Di lokasi kejadian, polisi menemukan beberapa barang milik korban, seperti kunci mobil BRV; jam tangan Merk Fosil; Hanphone Samsung; Tas pinggang Merk Everbest; True Wireless Stereo (TWS) Merk Soundcore dan botol parfume tanpa merk.
Sebagaimana diketahui, warga Padukuhan Pojok, Tiyasan, Condongcatur, Kapanewon Depok dihebohkan dengan penemuan sesosok mayat laki-laki di dalam sebuah mobil Honda BRV warna hijau mutiara yang terparkir di area Balai Padukuhan setempat, pada Minggu (12/4/2026).
Belakangan diketahui korban berinisial ALB (29), seorang mahasiswa asal Kudus-Jepara. Saat ditemukan oleh warga yang tengah bergotong-royong, korban berada di posisi belakang kemudi dengan mengenakan kaos hitam dan celana pendek abu-abu.
Menurut Argo, berdasarkan keterangan saksi di lokasi, mobil dengan nomor polisi K 1120 MT itu diketahui sudah terparkir di area balai dusun selama kurang lebih satu bulan, atau sejak pertengahan bulan Ramadan.
“Awalnya warga sedang melaksanakan gotong royong dan akan mengambil pasir di Balai dusun Pojok Tiyasan, mendapati kendaraan yang diparkir di balai dusun.

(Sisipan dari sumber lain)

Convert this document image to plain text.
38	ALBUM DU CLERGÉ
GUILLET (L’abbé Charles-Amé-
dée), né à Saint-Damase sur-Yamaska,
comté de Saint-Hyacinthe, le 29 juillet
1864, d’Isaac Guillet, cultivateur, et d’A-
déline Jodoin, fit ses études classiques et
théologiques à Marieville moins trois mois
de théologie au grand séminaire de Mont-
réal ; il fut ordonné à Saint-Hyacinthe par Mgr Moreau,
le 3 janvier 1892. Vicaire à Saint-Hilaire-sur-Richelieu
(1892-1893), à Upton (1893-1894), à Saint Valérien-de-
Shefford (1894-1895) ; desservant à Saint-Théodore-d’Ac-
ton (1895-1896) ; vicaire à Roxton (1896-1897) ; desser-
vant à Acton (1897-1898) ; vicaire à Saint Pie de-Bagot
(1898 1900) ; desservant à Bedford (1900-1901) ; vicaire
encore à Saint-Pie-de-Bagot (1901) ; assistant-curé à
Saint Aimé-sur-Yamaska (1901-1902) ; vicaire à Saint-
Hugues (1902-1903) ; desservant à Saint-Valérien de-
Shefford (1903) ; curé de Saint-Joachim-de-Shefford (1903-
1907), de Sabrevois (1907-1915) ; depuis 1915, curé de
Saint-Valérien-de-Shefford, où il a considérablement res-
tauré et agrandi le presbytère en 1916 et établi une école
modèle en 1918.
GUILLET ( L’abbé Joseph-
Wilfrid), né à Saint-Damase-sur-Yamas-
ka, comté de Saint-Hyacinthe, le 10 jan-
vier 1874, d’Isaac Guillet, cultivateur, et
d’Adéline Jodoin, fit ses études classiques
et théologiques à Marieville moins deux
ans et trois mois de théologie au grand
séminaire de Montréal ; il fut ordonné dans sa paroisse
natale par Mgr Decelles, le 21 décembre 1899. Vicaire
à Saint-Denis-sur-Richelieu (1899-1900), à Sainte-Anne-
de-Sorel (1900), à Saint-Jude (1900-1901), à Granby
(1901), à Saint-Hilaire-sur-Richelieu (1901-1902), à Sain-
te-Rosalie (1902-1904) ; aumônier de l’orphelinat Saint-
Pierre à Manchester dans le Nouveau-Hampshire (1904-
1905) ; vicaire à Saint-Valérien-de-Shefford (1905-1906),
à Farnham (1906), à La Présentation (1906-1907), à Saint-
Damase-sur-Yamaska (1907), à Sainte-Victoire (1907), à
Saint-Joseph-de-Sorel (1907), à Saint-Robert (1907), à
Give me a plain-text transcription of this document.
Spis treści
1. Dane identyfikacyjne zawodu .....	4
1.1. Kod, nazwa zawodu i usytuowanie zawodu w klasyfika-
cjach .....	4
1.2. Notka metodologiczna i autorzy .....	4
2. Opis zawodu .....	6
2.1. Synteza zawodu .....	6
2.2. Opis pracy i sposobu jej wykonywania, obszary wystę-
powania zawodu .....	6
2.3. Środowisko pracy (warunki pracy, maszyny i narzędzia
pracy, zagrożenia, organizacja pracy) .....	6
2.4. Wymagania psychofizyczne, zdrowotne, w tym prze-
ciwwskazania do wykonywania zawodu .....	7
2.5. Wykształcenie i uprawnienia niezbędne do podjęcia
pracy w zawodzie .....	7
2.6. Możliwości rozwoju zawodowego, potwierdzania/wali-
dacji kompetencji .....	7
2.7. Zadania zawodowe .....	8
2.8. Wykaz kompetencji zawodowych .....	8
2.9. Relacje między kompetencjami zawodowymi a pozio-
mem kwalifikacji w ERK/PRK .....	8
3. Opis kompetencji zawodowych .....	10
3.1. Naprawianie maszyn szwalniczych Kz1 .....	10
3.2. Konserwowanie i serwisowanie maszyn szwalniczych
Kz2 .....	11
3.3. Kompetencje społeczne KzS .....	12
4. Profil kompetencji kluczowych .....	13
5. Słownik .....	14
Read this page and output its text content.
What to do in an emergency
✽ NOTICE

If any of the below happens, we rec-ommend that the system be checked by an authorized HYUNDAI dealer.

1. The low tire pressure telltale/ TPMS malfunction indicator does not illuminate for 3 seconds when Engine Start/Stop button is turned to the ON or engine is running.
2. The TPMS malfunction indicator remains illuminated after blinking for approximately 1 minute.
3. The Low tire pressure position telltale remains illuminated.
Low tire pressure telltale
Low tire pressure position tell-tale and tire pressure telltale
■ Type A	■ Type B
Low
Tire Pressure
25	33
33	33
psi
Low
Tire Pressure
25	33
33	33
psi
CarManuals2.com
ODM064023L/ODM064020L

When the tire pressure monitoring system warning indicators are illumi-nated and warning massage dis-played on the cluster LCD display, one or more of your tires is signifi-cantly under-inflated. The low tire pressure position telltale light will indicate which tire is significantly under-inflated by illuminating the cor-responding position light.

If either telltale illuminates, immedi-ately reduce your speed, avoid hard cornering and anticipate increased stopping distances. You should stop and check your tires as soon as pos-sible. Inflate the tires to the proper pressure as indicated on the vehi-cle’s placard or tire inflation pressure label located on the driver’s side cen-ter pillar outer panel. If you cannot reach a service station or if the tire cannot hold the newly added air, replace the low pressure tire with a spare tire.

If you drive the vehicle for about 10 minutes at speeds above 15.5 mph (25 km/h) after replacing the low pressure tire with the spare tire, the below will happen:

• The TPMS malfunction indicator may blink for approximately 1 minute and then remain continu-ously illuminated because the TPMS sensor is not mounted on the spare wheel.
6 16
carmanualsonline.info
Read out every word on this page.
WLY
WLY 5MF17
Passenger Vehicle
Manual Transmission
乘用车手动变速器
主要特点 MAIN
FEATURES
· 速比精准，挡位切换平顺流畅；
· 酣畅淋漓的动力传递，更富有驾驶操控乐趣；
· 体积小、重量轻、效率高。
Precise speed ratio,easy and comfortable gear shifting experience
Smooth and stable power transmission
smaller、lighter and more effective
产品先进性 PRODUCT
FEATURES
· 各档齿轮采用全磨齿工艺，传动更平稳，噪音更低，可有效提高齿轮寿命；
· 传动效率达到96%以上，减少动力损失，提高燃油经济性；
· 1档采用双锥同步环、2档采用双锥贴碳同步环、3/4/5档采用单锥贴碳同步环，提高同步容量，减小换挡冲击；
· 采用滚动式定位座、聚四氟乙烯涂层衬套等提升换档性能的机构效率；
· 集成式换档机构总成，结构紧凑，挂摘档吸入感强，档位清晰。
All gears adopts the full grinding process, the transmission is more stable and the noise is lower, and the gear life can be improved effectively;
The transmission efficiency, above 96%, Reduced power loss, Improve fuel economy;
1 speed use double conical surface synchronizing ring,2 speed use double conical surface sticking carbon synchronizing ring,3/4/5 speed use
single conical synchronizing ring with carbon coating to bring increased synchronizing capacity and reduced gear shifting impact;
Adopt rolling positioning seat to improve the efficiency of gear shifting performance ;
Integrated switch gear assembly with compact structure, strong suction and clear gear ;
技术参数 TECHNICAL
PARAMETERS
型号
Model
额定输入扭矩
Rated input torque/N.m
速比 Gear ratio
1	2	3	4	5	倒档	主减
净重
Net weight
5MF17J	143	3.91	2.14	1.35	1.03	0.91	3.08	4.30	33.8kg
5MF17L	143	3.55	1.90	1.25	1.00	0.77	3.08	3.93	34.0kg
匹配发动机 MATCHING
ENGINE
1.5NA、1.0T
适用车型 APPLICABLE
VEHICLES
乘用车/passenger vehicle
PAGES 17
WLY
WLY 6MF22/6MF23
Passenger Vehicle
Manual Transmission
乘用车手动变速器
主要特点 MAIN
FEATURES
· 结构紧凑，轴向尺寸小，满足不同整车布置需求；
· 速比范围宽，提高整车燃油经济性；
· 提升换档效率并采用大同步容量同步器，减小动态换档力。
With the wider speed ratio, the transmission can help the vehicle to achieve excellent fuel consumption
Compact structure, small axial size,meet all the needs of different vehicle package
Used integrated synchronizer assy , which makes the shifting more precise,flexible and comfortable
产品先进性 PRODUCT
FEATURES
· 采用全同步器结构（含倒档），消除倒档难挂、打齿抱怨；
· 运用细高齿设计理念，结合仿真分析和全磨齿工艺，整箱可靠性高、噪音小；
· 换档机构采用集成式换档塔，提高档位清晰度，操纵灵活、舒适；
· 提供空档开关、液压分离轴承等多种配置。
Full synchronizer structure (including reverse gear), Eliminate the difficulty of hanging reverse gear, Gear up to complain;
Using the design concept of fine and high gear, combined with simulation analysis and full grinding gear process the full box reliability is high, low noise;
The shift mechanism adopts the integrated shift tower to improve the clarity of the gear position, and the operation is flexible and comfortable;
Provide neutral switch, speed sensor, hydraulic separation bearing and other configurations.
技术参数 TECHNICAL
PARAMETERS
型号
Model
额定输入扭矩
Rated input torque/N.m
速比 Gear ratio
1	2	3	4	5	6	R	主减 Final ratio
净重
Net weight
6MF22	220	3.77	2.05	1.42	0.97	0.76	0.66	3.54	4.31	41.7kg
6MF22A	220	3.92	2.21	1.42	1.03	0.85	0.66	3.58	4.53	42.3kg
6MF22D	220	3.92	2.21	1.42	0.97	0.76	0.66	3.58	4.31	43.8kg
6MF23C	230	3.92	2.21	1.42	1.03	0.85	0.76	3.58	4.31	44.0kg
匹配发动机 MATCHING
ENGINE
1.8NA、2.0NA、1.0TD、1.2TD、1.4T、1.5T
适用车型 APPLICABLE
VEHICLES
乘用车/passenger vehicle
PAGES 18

Setelah dicek kondisi di dalam mobil terdapat orang yang sudah meninggal,” terang Argo.
Pihak keluarga korban, berinisial JA (39), menurut Argo, telah memberikan keterangan kepada polisi bahwa ALB telah meninggalkan rumah saudaranya di Condongcatur sejak Kamis, 5 Maret 2026. Berdasarkan rekaman CCTV, korban pergi membawa mobil tersebut dan tanpa membawa identitas seperti KTP atau SIM maupun dompet. Sejak saat itu, korban tidak pernah kembali ke rumah. Nomor telepon atau WhatsApp yang biasa digunakan tidak dapat dihubungi.
Korban berikut mobilnya kemudian ditemukan di area Balai Padukuhan Pojok Tiyasan, Condongcatur pada Minggu (12/4/2026).
Atas kejadian ini, Polresta Sleman mengimbau masyarakat untuk lebih peka dan responsif. “Segera melaporkan ke pihak berwajib jika menemukan mobil yang terparkir lama di area publik atau pinggir jalan, untuk mengantisipasi hal serupa terjadi lagi,” imbaunya.